(part of the InLOC work)

Stakeholders and sources

This information may be both seriously incomplete and out of date, as it was compiled over a limited period, mainly during 2012.

Stakeholders involved with material similar to InLOC, or that could be represented with InLOC

This page lists stakeholders and sources surveyed in alphabetical order within their groups.

With source material, and a model that is explicit and formal or formalisable

With source material, but no explicit formalisable model

With an explicit model, but little if any real life source material

Stakeholders who may refer to learning outcome or competence definitions

A detailed model of LOCs is not needed for these purposes.

Stakeholders who may wish to prototype InLOC systems

Companies

Projects

European agencies who might have an interest


Original InLOC Stakeholder Liaison Plan

This is left here for historical interest: it was the intended plan during the funded project.

Rationale

Even as a team, without the close involvement of others we cannot ensure the uptake and adoption of our outputs. This Stakeholder Liaison plan is designed to promote the adoption of our outputs, while at the same time acting as a common thread supporting the main tasks and outputs, and reducing the chance that work is duplicated.
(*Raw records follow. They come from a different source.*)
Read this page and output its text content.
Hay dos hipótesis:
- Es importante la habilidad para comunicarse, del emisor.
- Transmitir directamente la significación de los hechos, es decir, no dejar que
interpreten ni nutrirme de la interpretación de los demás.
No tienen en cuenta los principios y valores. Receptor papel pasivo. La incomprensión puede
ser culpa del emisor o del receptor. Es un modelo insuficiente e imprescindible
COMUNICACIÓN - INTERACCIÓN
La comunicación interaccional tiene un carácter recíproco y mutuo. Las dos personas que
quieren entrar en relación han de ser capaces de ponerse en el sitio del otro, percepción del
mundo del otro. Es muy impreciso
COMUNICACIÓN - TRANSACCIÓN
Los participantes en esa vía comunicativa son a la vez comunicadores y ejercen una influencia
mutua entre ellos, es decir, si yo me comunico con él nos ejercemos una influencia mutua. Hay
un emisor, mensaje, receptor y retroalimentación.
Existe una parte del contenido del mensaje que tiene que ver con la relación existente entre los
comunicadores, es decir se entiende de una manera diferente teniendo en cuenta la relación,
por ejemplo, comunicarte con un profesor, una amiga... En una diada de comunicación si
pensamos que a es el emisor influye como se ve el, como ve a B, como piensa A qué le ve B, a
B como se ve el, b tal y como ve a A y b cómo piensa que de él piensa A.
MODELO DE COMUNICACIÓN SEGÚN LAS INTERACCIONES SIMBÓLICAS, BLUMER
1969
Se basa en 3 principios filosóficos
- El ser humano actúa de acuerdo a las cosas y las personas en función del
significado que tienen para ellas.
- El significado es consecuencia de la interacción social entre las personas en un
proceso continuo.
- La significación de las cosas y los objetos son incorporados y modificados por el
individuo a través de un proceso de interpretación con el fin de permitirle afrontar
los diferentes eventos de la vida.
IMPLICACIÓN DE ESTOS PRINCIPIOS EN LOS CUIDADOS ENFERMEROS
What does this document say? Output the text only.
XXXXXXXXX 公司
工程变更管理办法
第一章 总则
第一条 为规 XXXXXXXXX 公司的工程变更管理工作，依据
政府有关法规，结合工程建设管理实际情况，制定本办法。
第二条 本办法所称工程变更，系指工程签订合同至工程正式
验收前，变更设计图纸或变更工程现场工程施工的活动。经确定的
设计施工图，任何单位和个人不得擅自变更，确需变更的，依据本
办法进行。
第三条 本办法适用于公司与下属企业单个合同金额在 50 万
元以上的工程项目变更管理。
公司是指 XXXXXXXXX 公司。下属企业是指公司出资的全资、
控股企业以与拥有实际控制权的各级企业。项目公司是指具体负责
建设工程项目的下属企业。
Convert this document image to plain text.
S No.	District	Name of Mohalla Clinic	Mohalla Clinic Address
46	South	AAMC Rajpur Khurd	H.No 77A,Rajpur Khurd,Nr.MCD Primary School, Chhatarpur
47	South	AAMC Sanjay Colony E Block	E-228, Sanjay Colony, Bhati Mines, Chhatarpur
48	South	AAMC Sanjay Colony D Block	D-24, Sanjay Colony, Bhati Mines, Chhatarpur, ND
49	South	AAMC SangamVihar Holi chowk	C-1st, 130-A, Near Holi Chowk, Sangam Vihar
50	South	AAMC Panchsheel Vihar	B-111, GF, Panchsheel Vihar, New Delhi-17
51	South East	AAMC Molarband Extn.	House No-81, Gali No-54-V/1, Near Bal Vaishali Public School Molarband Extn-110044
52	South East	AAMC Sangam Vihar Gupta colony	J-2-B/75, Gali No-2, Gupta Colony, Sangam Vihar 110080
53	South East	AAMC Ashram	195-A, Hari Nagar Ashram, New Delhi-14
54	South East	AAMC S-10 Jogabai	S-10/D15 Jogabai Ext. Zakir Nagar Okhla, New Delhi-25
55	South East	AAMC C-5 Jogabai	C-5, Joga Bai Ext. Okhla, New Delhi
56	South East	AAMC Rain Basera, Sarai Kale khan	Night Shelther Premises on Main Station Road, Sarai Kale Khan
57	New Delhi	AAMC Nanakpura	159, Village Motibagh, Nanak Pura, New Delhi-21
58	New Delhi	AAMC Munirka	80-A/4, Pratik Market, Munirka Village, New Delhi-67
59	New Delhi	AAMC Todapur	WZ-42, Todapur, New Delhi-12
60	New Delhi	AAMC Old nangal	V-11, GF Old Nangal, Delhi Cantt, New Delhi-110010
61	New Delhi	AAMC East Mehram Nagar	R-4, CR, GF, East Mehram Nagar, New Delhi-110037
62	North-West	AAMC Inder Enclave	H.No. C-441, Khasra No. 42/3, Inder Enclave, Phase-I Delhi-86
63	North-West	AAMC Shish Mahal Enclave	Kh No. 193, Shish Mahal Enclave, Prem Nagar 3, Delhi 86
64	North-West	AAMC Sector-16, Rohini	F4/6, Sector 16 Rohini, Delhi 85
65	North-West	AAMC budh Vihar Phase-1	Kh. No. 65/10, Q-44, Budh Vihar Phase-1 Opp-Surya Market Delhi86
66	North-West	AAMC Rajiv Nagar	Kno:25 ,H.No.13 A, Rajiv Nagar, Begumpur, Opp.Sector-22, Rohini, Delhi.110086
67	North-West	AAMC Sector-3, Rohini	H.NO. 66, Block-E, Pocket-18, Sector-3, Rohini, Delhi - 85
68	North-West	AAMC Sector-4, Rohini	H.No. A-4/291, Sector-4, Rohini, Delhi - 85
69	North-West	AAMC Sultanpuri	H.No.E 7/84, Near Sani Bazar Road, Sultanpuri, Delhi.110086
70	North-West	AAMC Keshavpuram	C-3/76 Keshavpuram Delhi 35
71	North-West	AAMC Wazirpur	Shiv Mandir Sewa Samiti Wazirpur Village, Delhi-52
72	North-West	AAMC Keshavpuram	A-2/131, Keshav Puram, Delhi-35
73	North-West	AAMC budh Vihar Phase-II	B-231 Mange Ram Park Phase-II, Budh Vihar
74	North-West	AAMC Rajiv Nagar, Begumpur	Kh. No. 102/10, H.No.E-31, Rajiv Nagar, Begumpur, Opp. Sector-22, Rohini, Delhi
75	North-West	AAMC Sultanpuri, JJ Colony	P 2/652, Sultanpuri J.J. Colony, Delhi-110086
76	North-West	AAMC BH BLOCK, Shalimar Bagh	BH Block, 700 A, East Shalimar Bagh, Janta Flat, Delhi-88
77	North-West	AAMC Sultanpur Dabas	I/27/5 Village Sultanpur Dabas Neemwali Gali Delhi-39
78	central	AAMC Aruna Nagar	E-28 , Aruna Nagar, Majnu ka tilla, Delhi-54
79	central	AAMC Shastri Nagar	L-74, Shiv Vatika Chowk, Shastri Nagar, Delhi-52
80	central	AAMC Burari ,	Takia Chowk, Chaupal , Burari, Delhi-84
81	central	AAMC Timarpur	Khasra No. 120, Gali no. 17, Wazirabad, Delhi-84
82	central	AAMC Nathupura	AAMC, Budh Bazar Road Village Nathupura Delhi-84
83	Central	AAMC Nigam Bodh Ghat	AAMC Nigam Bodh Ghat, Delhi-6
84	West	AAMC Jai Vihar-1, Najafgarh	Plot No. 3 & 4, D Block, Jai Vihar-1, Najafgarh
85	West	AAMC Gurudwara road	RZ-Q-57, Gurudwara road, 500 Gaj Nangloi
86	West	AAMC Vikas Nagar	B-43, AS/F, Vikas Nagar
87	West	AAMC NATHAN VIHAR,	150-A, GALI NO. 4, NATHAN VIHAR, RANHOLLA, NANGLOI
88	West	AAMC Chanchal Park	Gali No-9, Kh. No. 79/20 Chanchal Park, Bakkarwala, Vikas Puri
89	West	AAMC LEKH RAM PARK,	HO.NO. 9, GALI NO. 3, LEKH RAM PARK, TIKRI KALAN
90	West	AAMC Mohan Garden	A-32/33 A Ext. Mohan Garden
Relationship with the main outputs

The Information Model encompasses the models used by, developed by, or implicit in the information of interest to, the various stakeholders, gathered through this process.

The Guidelines covers topics of importance to the stakeholders, discovered and checked by us through this liaison process.

The Application Profiles are adapted more closely than the general information model to the models relevant to the particular applications, as discovered through liaison.

The Bindings that we document as outputs are those that stakeholders tell us are actually or potentially useful.

Stakeholder sources

These include: tool developers; users of the structures (EC, agencies, employers, LET and awarding bodies); groups with models (including standards bodies); bodies of content; related specifications; and technical approaches.

Source and stakeholder liaison tasks

  • S1. Compile and maintain a list of stakeholders and sources. Document organisations (but not individual contacts) on wiki.
  • S2. Document information from stakeholder sources. The key information about stakeholders is what they would want or need from the InLOC model, or eventual specification, to secure their adoption of InLOC outputs; and what Guidelines documentation is needed to facilitate their use. Document on wiki.
  • S3. Express relevant models. Some are implicit, and to be drawn out, ensuring they are understandable by both team and owning stakeholders. Document on wiki.
  • S4. Integrate model with growing core. This involves tracking the features of the models, and ensuring that the growing core model covers all important ones.
  • S5. Refer the InLOC model back to relevant stakeholders. This is essential feedback, after the interim report and CWAs have been first drafted. It is aimed to convince the stakeholders to adopt the InLOC model.

Overall process

The liaison process is thus in two stages. First, the requirements are gathered and models surfaced. This will enable the team to develop a good Information Model and Guidelines that is at least reasonably fit for purpose. Second, the initial Information Model and Guidelines will be carefully checked with the most significant stakeholders, making whatever improvements are needed to ensure the eventual adoption of InLOC outputs.